Stephanie Hsu, Ke Huy Quan, Michelle Yeoh and James Hong
Photos:
A24
An emotional, high-concept, sci-fi action-comedy should hold together as well as a 150-foot-tall gumball machine in an earthquake. But this tricky execution is accomplished with steady hands, even if the script shoehorns in occasional lines of dialogue that attempt to pre-emptively excuse any confusion (“All we get are a few specks of time when any of this makes sense,” Joy says knowingly). Larkin Seiple’s camera moves with confidence and visual clarity, anchoring montages that zip through endless Evelyn variants while leaping agilely into the fray of a fight scene. The combat sequences are impeccably choreographed and continually surprising, shunning gore for cartoonish spins and splats. (One stand-out bit involves a fanny pack stuffed with fish-tank gravel; another, a small dog on a retractable leash.)
Michelle Yeoh and Jing Li
Photos:
A24
Naturally, Ms.
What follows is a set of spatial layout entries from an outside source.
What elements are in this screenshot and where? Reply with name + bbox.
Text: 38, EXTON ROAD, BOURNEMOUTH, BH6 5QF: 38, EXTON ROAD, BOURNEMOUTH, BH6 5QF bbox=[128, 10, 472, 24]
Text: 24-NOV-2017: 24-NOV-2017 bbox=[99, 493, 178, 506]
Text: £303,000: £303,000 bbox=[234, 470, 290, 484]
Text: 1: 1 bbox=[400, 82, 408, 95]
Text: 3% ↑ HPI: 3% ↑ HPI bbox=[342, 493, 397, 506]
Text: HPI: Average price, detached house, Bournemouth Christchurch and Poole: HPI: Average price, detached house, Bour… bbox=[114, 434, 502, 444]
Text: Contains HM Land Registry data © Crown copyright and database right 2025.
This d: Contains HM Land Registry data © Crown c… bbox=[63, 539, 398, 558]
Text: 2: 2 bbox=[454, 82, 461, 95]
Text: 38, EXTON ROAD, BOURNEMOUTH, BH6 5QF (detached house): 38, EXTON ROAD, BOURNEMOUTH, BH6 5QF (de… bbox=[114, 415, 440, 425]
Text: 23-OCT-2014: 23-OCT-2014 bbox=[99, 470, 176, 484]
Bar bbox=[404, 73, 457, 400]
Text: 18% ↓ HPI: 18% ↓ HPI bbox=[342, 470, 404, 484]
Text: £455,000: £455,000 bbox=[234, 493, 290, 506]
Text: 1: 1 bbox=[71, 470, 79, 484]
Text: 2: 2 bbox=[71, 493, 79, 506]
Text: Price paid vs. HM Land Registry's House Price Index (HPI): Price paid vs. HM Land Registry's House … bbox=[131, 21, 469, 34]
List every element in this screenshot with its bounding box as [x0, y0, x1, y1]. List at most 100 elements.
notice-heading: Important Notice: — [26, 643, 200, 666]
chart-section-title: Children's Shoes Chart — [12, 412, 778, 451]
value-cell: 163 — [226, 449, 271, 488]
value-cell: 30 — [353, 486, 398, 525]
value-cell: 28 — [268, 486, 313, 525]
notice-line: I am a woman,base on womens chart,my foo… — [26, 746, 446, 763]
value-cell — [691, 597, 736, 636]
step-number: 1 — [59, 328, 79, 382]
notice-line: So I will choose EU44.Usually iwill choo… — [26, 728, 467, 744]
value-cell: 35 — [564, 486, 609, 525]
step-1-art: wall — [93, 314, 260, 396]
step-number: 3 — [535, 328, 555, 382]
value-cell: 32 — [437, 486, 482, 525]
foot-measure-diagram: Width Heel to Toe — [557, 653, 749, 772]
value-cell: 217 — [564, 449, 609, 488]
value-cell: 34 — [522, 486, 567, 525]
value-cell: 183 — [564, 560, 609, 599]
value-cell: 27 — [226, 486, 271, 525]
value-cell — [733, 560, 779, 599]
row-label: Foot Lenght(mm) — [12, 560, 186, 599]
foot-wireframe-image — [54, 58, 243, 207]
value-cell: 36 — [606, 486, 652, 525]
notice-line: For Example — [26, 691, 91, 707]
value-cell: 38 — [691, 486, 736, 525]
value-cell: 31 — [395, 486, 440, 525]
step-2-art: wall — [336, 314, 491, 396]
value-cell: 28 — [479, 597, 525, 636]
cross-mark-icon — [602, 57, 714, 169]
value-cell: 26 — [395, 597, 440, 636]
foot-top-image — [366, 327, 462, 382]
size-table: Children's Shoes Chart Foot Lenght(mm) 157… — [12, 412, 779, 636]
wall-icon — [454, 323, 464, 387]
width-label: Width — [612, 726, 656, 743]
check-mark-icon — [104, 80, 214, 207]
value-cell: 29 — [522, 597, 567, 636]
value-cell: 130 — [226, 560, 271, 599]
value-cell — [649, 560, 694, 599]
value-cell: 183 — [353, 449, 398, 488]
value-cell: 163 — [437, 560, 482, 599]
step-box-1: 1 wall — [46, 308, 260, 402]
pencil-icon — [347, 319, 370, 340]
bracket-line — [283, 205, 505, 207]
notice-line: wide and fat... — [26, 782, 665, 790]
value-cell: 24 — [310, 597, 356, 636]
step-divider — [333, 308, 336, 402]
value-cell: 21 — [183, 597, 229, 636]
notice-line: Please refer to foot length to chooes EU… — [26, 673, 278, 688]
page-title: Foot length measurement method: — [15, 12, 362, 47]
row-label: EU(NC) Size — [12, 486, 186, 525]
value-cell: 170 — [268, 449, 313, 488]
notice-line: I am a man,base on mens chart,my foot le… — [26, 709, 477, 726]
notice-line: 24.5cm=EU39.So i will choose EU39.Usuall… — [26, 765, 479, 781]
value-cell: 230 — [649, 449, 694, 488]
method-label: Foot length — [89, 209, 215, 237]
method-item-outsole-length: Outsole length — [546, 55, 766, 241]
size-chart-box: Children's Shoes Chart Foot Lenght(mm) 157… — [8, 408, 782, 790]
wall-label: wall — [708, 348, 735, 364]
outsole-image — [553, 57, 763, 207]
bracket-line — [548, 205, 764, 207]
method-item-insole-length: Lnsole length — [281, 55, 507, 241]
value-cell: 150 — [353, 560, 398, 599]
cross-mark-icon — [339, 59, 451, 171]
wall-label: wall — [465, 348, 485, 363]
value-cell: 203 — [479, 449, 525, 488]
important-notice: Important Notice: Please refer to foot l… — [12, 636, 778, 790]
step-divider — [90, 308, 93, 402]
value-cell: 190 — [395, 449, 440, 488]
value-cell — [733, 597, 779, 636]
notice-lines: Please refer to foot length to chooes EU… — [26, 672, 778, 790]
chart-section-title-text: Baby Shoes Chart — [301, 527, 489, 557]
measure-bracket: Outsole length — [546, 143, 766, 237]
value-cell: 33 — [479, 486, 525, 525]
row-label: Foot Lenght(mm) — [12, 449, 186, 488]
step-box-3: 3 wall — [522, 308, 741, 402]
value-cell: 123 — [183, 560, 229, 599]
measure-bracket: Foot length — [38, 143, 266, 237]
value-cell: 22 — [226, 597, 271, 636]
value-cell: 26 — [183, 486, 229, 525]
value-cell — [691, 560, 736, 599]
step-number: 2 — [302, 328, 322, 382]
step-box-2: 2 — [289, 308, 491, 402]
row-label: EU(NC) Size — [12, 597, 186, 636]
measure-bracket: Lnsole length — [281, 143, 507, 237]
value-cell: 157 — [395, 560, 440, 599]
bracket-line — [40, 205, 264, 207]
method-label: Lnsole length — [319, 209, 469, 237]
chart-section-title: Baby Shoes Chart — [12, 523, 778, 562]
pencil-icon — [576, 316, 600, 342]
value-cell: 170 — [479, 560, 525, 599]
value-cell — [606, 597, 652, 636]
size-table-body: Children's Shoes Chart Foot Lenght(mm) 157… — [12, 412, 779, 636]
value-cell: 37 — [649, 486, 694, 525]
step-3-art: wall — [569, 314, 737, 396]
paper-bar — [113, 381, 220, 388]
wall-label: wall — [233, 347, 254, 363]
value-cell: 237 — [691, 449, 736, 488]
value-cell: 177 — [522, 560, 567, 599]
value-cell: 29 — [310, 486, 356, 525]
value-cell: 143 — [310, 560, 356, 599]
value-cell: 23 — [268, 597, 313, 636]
Yeoh gets to flaunt her athletic grace. However, it’s the dozen iterations of Evelyn she plays in between (and during) punches that make this the performance of her career. This is her showcase of her even as she’s framed by goons who burst into glitter, a slow-burning joke about a knife-wielding raccoon, and a philosophical debate between two rocks in a corner of a multiverse where biological life never existed. Despite their wundercabinet of delights, the filmmakers most want to celebrate human beings in all their contradictions. Each of us, the movie says, is capable of everything.
—Ms. Nicholson is a film critic in Los Angeles and host of the podcast “Unspooled.”